La population de Jacobabad demeure enlisée dans la pauvreté et tributaire de pratiques d’exploitation au travail exacerbées par la chaleur torride qui ne leur offre aucun répit. Parmi les habitant·e·s les plus exposés figurent les quelque 5 000 ouvriers des briqueteries, qui produisent chaque jour 1 000 briques pour moins de 4,30 euros par jour, alors qu’ils travaillent près de fours brûlants à l’extérieur, souvent sans aucune protection contre la chaleur.
« C’est difficile de respirer quand il fait aussi chaud, mais si je me repose, avec ma famille, nous aurons faim. Alors comment pourrais-je faire une pause ? », a déclaré Gulab Birohi, ouvrier agricole et ouvrier dans une briqueterie âgé de 70 ans.
Les femmes dans la ville sont particulièrement exposées à la chaleur extrême, car elles ne peuvent pas se rafraîchir comme le font les autres habitant·e·s. Les conventions sociales ne leur permettent pas de prendre des bains ou douches rapides en public à l’instar des hommes, ni de sauter dans des plans d’eau tout proches comme le font les enfants. Elles sont souvent contraintes de dormir à l’intérieur de maisons à l’atmosphère étouffante, parce qu’en dormant dehors elles risqueraient de subir des violences sexuelles et fondées sur le genre.
La capacité de Jacobabad à faire face à ce climat extrême est entamée par la déforestation généralisée, les pénuries d’énergie et le manque d’accès à l’eau et à un logement convenable.
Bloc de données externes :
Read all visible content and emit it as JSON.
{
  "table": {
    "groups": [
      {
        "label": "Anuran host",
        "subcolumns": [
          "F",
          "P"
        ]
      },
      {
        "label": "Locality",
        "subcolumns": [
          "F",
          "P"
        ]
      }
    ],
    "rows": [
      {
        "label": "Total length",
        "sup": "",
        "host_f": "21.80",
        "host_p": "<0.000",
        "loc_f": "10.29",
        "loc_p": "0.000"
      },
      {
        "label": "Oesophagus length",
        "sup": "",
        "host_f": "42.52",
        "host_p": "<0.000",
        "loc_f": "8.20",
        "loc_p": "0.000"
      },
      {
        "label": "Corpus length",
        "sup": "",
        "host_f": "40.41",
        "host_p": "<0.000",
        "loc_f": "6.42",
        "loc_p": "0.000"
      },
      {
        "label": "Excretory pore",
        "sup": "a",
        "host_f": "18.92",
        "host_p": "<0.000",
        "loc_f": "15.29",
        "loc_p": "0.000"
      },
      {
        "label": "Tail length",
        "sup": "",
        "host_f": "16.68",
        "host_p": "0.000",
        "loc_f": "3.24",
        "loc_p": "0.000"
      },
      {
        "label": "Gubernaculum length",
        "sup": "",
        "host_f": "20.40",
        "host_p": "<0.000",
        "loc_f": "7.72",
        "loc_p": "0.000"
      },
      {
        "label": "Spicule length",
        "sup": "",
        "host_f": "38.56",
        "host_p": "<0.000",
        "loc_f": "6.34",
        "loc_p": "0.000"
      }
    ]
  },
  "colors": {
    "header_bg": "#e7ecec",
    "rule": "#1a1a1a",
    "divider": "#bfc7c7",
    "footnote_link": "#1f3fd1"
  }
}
La plupart des écoles n’ont pas l’électricité et demeurent largement inaccessibles du fait de l’absence de transports publics. Face à la nécessité de parcourir de grandes distances à pied sous la chaleur pour se rendre dans des bâtiments mal équipés pour les protéger de températures qui s’envolent, de nombreux enfants ont abandonné l’école.
« Si les leaders mondiaux ne s’engagent pas à mettre en œuvre les actions audacieuses et concrètes dont le monde a tant besoin lors de la COP26, des villes comme Jacobabad souffriront d’une chaleur et d’une humidité encore plus extrêmes », a déclaré Rimmel Mohydin.
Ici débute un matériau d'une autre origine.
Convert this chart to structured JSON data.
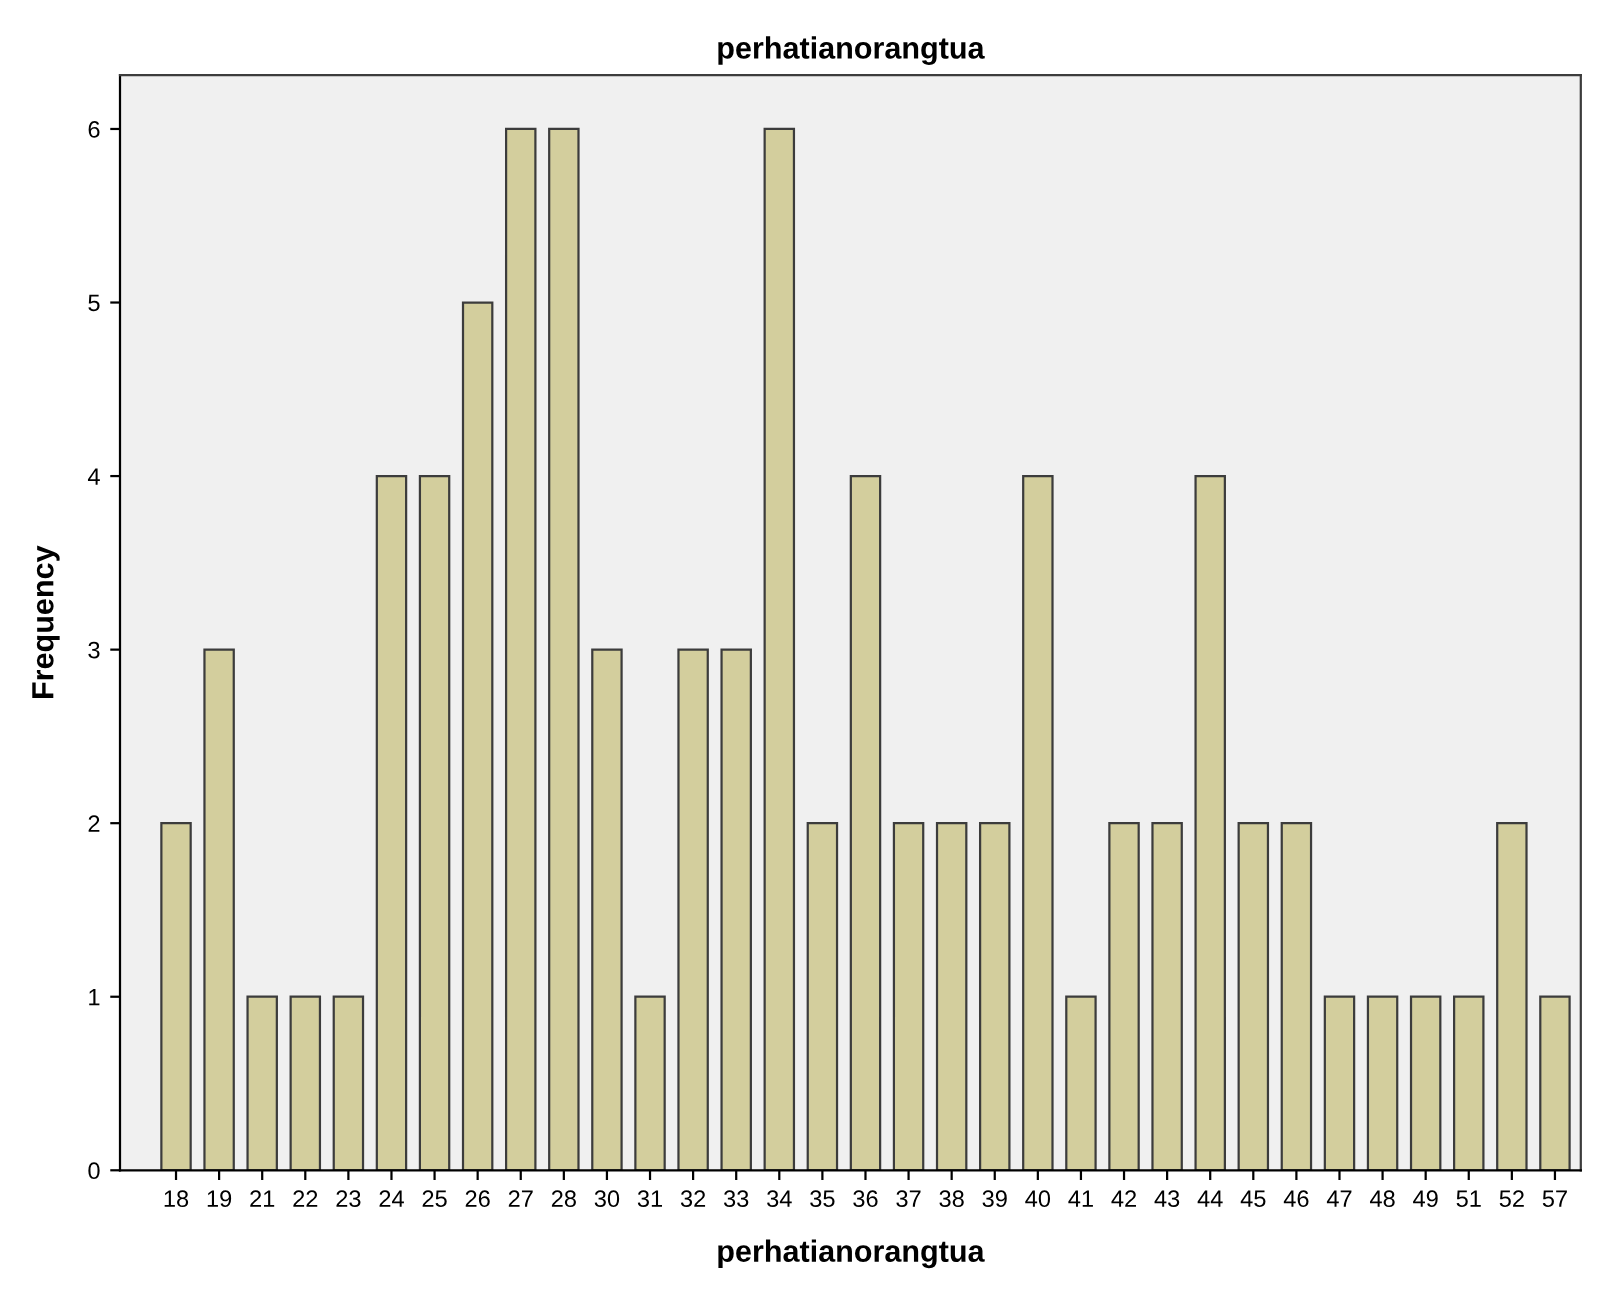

Amnistie internationale demande aux autorités pakistanaises de mettre en place des mesures adéquates d’adaptation au changement climatique afin de protéger dûment les droits des habitant·e·s de Jacobabad dans le contexte de la hausse des températures et de la multiplication des journées de chaleur insupportable.
Complément d’information
En amont de la conférence sur les changements climatiques COP26, Amnistie internationale demande à tous les États de s’engager en faveur d’objectifs de réduction des émissions à la fois ambitieux et respectueux des droits humains afin de maintenir la hausse moyenne de la température terrestre au-dessous de 1,5 °C.
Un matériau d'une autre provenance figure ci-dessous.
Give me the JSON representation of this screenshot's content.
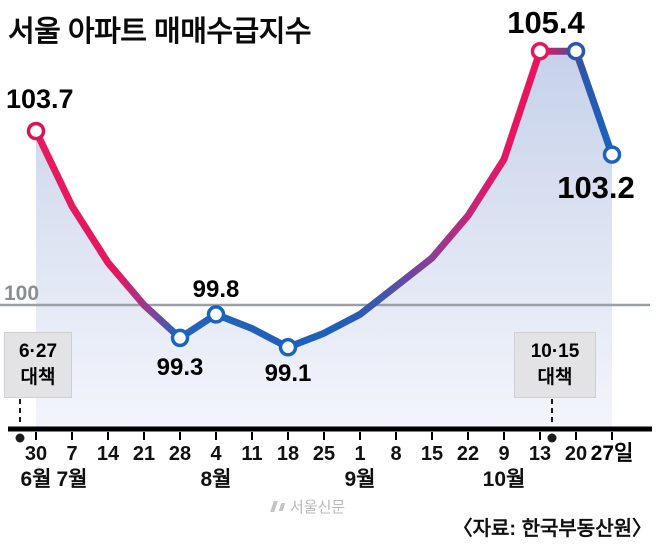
{
  "title": "서울 아파트 매매수급지수",
  "source": "〈자료: 한국부동산원〉",
  "watermark": "서울신문",
  "colors": {
    "pink": "#e6165e",
    "blue": "#1a63c0",
    "gridline_gray": "#9aa0a6",
    "axis_black": "#000000",
    "fill_top": "#c3cfe8",
    "fill_bottom": "#f2f4fb",
    "policy_box_bg": "#e3e3e5"
  },
  "annotations": {
    "policy_left": {
      "line1": "6·27",
      "line2": "대책"
    },
    "policy_right": {
      "line1": "10·15",
      "line2": "대책"
    }
  },
  "chart_data": {
    "type": "line",
    "title": "서울 아파트 매매수급지수",
    "x_tick_labels": [
      "30",
      "7",
      "14",
      "21",
      "28",
      "4",
      "11",
      "18",
      "25",
      "1",
      "8",
      "15",
      "22",
      "9",
      "13",
      "20",
      "27일"
    ],
    "month_labels": [
      {
        "label": "6월",
        "tick": 0
      },
      {
        "label": "7월",
        "tick": 1
      },
      {
        "label": "8월",
        "tick": 5
      },
      {
        "label": "9월",
        "tick": 9
      },
      {
        "label": "10월",
        "tick": 13
      }
    ],
    "values": [
      103.7,
      102.1,
      100.9,
      100.0,
      99.3,
      99.8,
      99.5,
      99.1,
      99.4,
      99.8,
      100.4,
      101.0,
      101.9,
      103.1,
      105.4,
      105.4,
      103.2
    ],
    "baseline": 100,
    "baseline_label": "100",
    "ylim": [
      97,
      107
    ],
    "grid": "single horizontal line at 100",
    "legend": "none",
    "point_labels": {
      "start": "103.7",
      "low1": "99.3",
      "local_max": "99.8",
      "low2": "99.1",
      "peak": "105.4",
      "end": "103.2"
    },
    "markers": [
      {
        "index": 0,
        "color": "#d81458"
      },
      {
        "index": 4,
        "color": "#1a63c0"
      },
      {
        "index": 5,
        "color": "#1a63c0"
      },
      {
        "index": 7,
        "color": "#1a63c0"
      },
      {
        "index": 14,
        "color": "#e6165e"
      },
      {
        "index": 15,
        "color": "#2b57a9"
      },
      {
        "index": 16,
        "color": "#1a63c0"
      }
    ],
    "gradient_stops": [
      [
        0.0,
        "#ea1a5e"
      ],
      [
        0.14,
        "#e2175f"
      ],
      [
        0.19,
        "#9c3a8e"
      ],
      [
        0.245,
        "#2563bb"
      ],
      [
        0.52,
        "#1d5fba"
      ],
      [
        0.6,
        "#4156ad"
      ],
      [
        0.69,
        "#8e3d92"
      ],
      [
        0.77,
        "#d02171"
      ],
      [
        0.83,
        "#e6165e"
      ],
      [
        0.875,
        "#e6165e"
      ],
      [
        0.95,
        "#2b57a9"
      ],
      [
        1.0,
        "#1a63c0"
      ]
    ]
  }
}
Le Pakistan devrait faire partie des pays les plus durement touchés par la hausse des températures au cours des prochaines décennies, et les récentes conclusions conjointes de la Banque asiatique de développement et de la Banque mondiale mettent en évidence un risque accru d'événements climatiques extrêmes et d'insécurité alimentaire dans le pays.
Le gouvernement du Pakistan se montre actif sur le changement climatique, attirant sans cesse l’attention sur sa vulnérabilité face à la crise et son absence de responsabilité dans cette crise.
Une série de nouvelles mesures relatives au changement climatique ont été annoncées, mais les habitant·e·s de Jacobabad n’en ont pas encore récolté les fruits. Les programmes de reforestation n’ont pas encore démarré dans la ville, les habitant·e·s ne bénéficient toujours pas de sources d’énergie renouvelables et fiables, et l’aide et l’information concernant la manière de se protéger des vagues de chaleur demeurent évasives.
*Les recherches de l’Université de Loughborough publiées en mai 2020 ont conclu que Jacobabad et Ras al Khaimah aux Émirats arabes unis avaient atteint des niveaux de chaleur et d’humidité qui ne permettaient plus au corps humain de se rafraîchir grâce à la transpiration – des conditions qui peuvent s’avérer mortelles en quelques heures.